‘Great danger’: Couple sentenced in submarine secrets case
CHARLESTON, W.Va. (AP) — Citing the “great danger” that a Navy engineer and his wife posed to U.S. security, a federal judge gave both of them lengthy prison terms Wednesday for a plot to sell secrets about nuclear submarines to what they thought was a representative of a foreign government.
U.S. District Judge Gina Groh, who in August rejected earlier plea agreements that had called for reduced sentencing guidelines, sentenced Jonathan Toebbe to more than 19 years and his wife, Diana Toebbe, to nearly 22 years. The sentences were handed down on Jonathan Toebbe’s 44th birthday.
The Annapolis, Maryland, couple and their attorneys described the defendants’ struggles with mental health issues and alcohol and said they were anxious about the nation’s political climate when they sold secrets in exchange for $100,000 in cryptocurrency.
Groh said their tale “reads like a crime novel or a movie script” and that Jonathan Toebbe’s “actions and greedy self-serving intentions placed military service members at sea and every citizen of this country in a vulnerable position and at risk of harm from adversaries.”
Diana Toebbe, who admitted acting as a lookout for her husband, received an enhanced sentence after the judge disclosed during the couple’s combined five-hour sentencing hearing that Diana Toebbe tried to send her husband two letters from jail.
The letters, which were read in court, were intercepted before they could be delivered. In one of them, Diana Toebbe told her husband to flush the letter down a toilet after reading it. She encouraged him to lie about her involvement in the scheme and say she “didn’t know anything about any of this.”
The judge said she lacked genuine remorse and didn’t take responsibility for her actions.
“This is an exceptional story, right out of the movies,” Groh said.
Prior to sentencing, Jonathan Toebbe described his battles with stress in taking on additional duties and his own battle with alcohol. He said he experienced warning signs of a nervous breakdown over 18 months that he failed to recognize.
“I believed that my family was in dire threat, that democracy itself was under collapse,” he said. That belief overwhelmed him, he said, and led him to believe he had to take “precipitous action to try to save them from grave harm.”
Prosecutors said Toebbe abused his access to top-secret government information and repeatedly sold details about the design and performance of Virginia-class submarines to someone he believed was a representative of a foreign government but who was actually an undercover FBI agent.
Diana Toebbe, 46, who was teaching at a private school in Maryland at the time of the couple’s arrest last October, admitted she acted as a lookout at several prearranged “dead-drop” locations where memory cards containing the secret information were left behind.
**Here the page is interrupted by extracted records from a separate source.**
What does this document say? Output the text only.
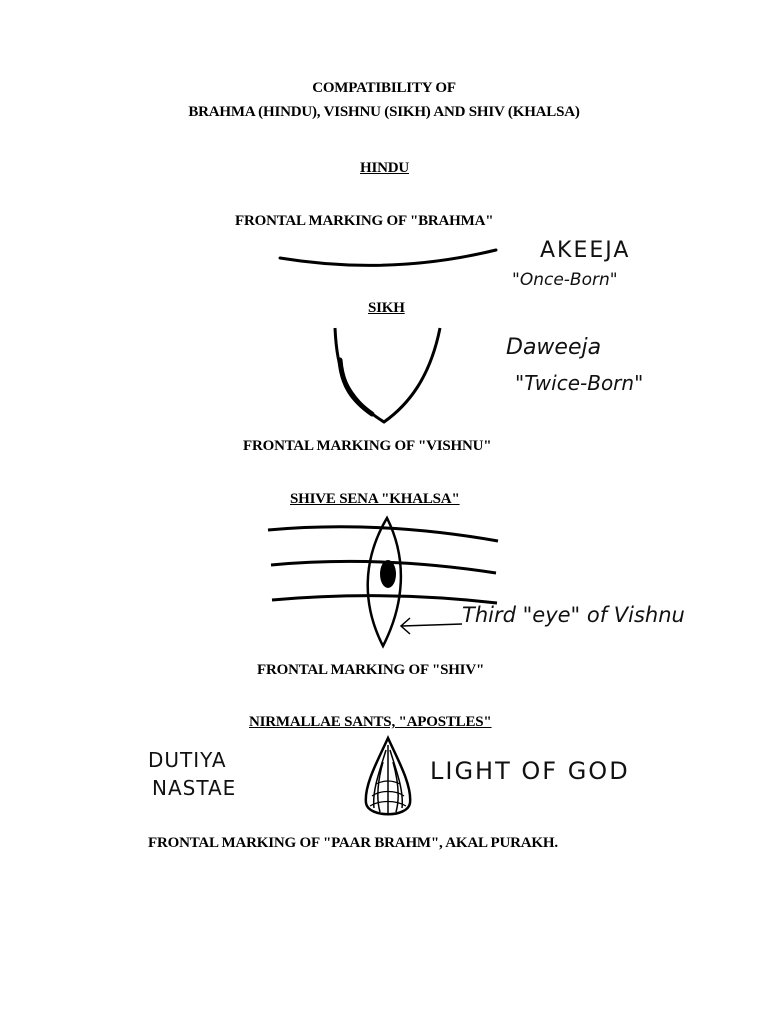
COMPATIBILITY OF
BRAHMA (HINDU), VISHNU (SIKH) AND SHIV (KHALSA)
HINDU
FRONTAL MARKING OF "BRAHMA"
SIKH
FRONTAL MARKING OF "VISHNU"
SHIVE SENA "KHALSA"
FRONTAL MARKING OF "SHIV"
NIRMALLAE SANTS, "APOSTLES"
FRONTAL MARKING OF "PAAR BRAHM", AKAL PURAKH.
AKEEJA
"Once-Born"
Daweeja
"Twice-Born"
Third "eye" of Vishnu
DUTIYA
NASTAE
LIGHT OF GOD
The memory cards were devices concealed in objects such as a chewing gum wrapper and a peanut butter sandwich. The couple was arrested in October 2021 after Jonathan Toebbe placed a card in Jefferson County, West Virginia.
None of the information was classified as top secret or secret, falling into a third category considered confidential, according to previous testimony.
The couple was sentenced for their guilty pleas in September in federal court in Martinsburg, West Virginia, to one felony count each of conspiracy to communicate restricted data.
In August, Groh rejected their initial guilty pleas to the same charges, saying the sentencing options were “strikingly deficient” considering the seriousness of the case. The previous sentencing range agreed to by lawyers for Jonathan Toebbe had called for a potential punishment of up to 17 years in prison. Prosecutors had sought three years for Diana Toebbe.
During a hearing last December, Diana Toebbe’s attorney, Barry Beck, asserted that the couple was looking to flee the United States due to their contempt for then-President Donald Trump.
During a search of the couple’s home, FBI agents found a trash bag of shredded documents, thousands of dollars in cash, valid children’s passports and a “go-bag” containing a USB flash drive and latex gloves, according to previous testimony.
She said her decision to participate in the scheme was “catastrophic,” as she is the mother of children ages 12 and 16, and that she should have tried to talk her husband out of it.
“I didn’t think of my children, who have suffered the most,” she said. “Their lives will forever be marked by the decision that I made.”
Groh said that choice was “deliberate and calculated.” She admonished Beck, who had labeled his client as merely an accomplice in seeking a lesser sentence.
“Your client put this country in great danger,” Groh told Beck. “No matter what you call it, the harm to this nation was great.”
The FBI has said the scheme began in April 2020, when Jonathan Toebbe sent a package of Navy documents to a foreign government and expressed interest in selling operations manuals, performance reports and other sensitive information. That package was obtained by the FBI in December 2020 through its legal attaché office in an unspecified foreign country, setting off a months-long undercover operation.
An FBI agent posing as a foreign government’s representative made contact with Toebbe, ultimately paying in cryptocurrency for the information Toebbe was offering.
Groh said about $54,000 of the cryptocurrency has been recovered. She imposed fines of around $50,000 to each defendant.